Thursday, October 11, 2018

Philly DA charges two officers for illegal stop-and-frisk

Philadelphia’s District Attorney’s Office last week quietly pressed charges against two PPD officers in a stop-and-frisk case criminal justice experts say may be first of its kind in the nation, according to Billypenn.com.
DA Larry Krasner has made steady progress on his campaign promise to hold police accountable for alleged criminal misconduct. In his first nine months in office, his office has filed charges against eight city officers for six alleged on-duty incidents.
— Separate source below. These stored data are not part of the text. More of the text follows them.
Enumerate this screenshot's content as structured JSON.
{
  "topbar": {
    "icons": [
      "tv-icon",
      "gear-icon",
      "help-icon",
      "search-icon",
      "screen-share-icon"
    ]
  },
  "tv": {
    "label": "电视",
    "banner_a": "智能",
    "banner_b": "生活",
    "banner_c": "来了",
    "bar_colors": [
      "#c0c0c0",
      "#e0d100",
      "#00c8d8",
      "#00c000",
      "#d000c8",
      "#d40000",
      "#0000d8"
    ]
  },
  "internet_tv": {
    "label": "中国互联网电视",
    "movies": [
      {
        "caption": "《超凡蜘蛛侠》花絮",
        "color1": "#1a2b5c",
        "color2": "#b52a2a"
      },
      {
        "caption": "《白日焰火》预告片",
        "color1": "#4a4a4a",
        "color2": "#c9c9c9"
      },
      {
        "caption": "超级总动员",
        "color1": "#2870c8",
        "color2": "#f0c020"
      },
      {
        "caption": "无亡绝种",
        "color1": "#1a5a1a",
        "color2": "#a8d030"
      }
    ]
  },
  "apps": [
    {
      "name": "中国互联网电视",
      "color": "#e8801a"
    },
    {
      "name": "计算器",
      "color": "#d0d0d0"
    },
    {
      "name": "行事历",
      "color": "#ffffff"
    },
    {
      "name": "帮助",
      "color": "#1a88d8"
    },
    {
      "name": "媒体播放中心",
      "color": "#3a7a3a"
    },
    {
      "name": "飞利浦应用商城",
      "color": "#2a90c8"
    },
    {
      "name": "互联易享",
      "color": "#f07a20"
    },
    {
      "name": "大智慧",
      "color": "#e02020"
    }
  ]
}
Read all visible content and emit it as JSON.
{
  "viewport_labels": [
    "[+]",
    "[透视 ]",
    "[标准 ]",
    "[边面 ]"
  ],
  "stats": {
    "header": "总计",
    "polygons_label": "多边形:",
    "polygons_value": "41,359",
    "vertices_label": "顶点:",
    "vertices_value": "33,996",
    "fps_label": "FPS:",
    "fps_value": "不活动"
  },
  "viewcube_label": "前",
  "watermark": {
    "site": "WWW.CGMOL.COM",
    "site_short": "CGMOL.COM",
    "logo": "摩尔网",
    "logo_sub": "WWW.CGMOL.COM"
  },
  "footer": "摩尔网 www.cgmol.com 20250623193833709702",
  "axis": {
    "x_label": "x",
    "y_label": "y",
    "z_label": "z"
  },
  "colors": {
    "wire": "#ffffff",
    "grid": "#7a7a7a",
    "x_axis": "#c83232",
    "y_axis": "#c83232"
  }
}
Most of the alleged incidents were violent in nature: There was the case against two ex-SEPTA Transit officers over the 2017 beating of an intoxicated man on an El platform in Frankford, which a judge dismissed during a preliminary hearing last month for lack of evidence. Then there’s the ongoing case against a former Kensington officer who was captured on cell phone video body-slamming a handcuffed man. And highest-profile among the eight charged officers, Krasner is pursuing a murder case against former PPD officer Ryan Pownall over the 2017 shooting of David Jones.
While those cases have dominated headlines, the stop-and-frisk charges could have lasting effects on the city’s law enforcement agencies, regardless of the case’s outcome.
Two officers stand accused of making a pedestrian stop-and-frisk, detaining a citizen without cause, and then lying about it on official paperwork. While the police department itself has been sued over its rampant stop-and-frisk practices before, Philly officers have rarely, if ever, been taken to court over the department’s long-sanctioned policy, which critics say amounts to “stop first, justify later.”
“I don’t know if I’ve ever seen it before,” said David Rudovsky, one of the civil rights attorneys who has sued the department over the practice, about last week’s charges.
Such a case is unprecedented even on the national level, said Thomas Nolan, a Boston-based criminologist and a former senior policy analyst at the Department of Homeland Security.
“This will no doubt prove to be extremely unsettling to the police rank and file,” Nolan said after being briefed on the charges. “Overt acts of criminality — such as robbing a drug dealer or shooting an unarmed fleeing suspect — were always at least potentially prosecutable. But it was almost an article of faith that the police would often engage in stops and create the justification for them after the fact.”
Some experts dismiss the case as a lost cause. Some worry about it exacerbating the highly disputed “Ferguson effect” among city officers. Others call the charges necessary to ensure oversight in a police department entrenched in its own toxic culture. All agree: This is a strange, new ballgame for criminal justice.
14th District Officers Matthew Walsh and Marvin Jones stand accused of illegally detaining a man in East Mount Airy last April.
Investigating a civilian complaint filed by the detainee, the department’s Internal Affairs Bureau found video evidence that contradicted the officers’ legal justification for the stop. In official paperwork, the officers alleged that their suspect was “apparently using narcotics.”
Investigators determined that Walsh and Jones fabricated their cause for the frisk, which was that the man wouldn’t remove his hands from his pockets. “The citizen was fully compliant at the time of the stop,” police officials wrote in a press release announcing both officers’ arrest and impending dismissal.
Investigators said the officers detained the man for about 15 minutes, drove him around the block and released him. The detainee later filed a civilian complaint against the officers, triggering the Internal Affairs investigation that would result in their arrest.